Komisja Europejska ma przedstawić dziś propozycje zmniejszenia obciążeń administracyjnych dla rolników, które mają odpowiedzieć na postulaty strajkujących. Do konfrontacji pomysłów Brukseli z oczekiwaniami protestujących dojdzie już dziś – podczas spotkania rolników z premierem Donaldem Tuskiem – czytamy w informacji serwisu Gazetaprawna.pl
Momentem przełomowym dla toczącej się debaty o przyszłości europejskiego rolnictwa było przyłączenie się do protestów krajów graniczących z Ukrainą także środowisk rolniczych z Europy Zachodniej. Po tym jak fala strajków i blokad dróg przetoczyła się przez niemal cały kontynent, w tym przede wszystkim największe unijne państwa jak Niemcy i Francja Komisja Europejska postanowiła odpowiedzieć przynajmniej na część postulatów protestujących. Choć demonstracje i blokady były początkowo efektem importu ukraińskich produktów rolnych do UE, to od kilku miesięcy najbardziej zapalne okazują się przepisy związane z wdrażaniem Zielonego Ładu – stwierdzono w treści informacji.

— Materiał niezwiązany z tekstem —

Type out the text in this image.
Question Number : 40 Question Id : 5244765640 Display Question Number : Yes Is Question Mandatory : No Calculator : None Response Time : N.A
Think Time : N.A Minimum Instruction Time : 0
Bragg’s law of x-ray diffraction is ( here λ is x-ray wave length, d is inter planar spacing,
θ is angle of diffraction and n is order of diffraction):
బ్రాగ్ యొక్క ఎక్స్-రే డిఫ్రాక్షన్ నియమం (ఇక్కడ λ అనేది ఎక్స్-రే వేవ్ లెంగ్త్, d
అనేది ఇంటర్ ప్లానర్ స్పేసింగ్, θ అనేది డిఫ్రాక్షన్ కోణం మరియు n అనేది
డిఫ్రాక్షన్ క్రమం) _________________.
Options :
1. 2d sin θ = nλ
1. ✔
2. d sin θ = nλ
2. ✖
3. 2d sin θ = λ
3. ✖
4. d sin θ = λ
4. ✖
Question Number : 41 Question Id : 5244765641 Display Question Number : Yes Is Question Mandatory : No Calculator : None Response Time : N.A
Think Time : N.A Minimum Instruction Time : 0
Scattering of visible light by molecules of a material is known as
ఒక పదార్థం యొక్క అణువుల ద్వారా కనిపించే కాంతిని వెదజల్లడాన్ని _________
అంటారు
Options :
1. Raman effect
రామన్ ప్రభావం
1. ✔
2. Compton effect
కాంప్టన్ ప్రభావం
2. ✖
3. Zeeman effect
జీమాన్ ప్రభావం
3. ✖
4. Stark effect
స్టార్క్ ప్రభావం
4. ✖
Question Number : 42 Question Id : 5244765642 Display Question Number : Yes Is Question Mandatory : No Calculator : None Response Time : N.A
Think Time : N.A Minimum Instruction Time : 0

Dla szefowej KE Ursuli von der Leyen zielona transformacja była flagową strategią forsowaną przez całą pierwszą kadencję, która upływa w lipcu. W toku kampanii jako kandydatka wiodąca Europejskiej Partii Ludowej przewodnicząca Komisji zamierza jednak zrobić krok w tył i zrezygnować z części regulacji, które nakładają dodatkowe obciążenia dla rolników. Chodzi m.in. o normy GAEC, czyli normy właściwego gospodarowania, zgodne z zasadami ochrony środowiska, których pełna realizacja warunkuje dziś uzyskanie dopłat bezpośrednich – czytamy dalej.
Nieoficjalnie mówi się nawet o możliwości zniesienia czterech z ośmiu norm, w tym m.in. dotyczących obowiązkowego ugorowania ziemi, minimalizacji uprawy roli w celu zapobiegania erozji gleby, obowiązkowej uprawy roślin okrywowych między sezonami. Rolnicy, którzy nie realizowaliby tych norm i tak otrzymaliby dopłaty bezpośrednie, a ci, którzy chcieliby się do nich dostosować mieliby uzyskać rekompensaty finansowe. Nie wiadomo jednak, ile z nieoficjalnie krążących propozycji zostanie dziś ogłoszonych – o części z nich informował komisarz ds. rolnictwa Janusz Wojciechowski, którego zapowiedzi zostały zdementowane przez rzeczników KE.
Wojciechowski wśród pomysłów wsparcia rolników wymieniał też zwolnienie rolników posiadających mniej niż 10 hektarów gruntów (dwóch trzecich wszystkich gospodarstw uzyskujących dopłaty ze Wspólnej Polityki Rolnej)z kontroli i kar. Propozycje miałyby także objąć wzmocnienie pozycji rolników w łańcuchach dostaw oraz bardziej przejrzyste i dokładne monitorowanie sytuacji na rynku rolno-spożywczym. Wątpliwe jednak, żeby Bruksela zdecydowała się na zupełną rewizję Zielonego Ładu, co postulowali rolnicy nie tylko z Polski, ale i wielu innych państw UE – napisano w informacji.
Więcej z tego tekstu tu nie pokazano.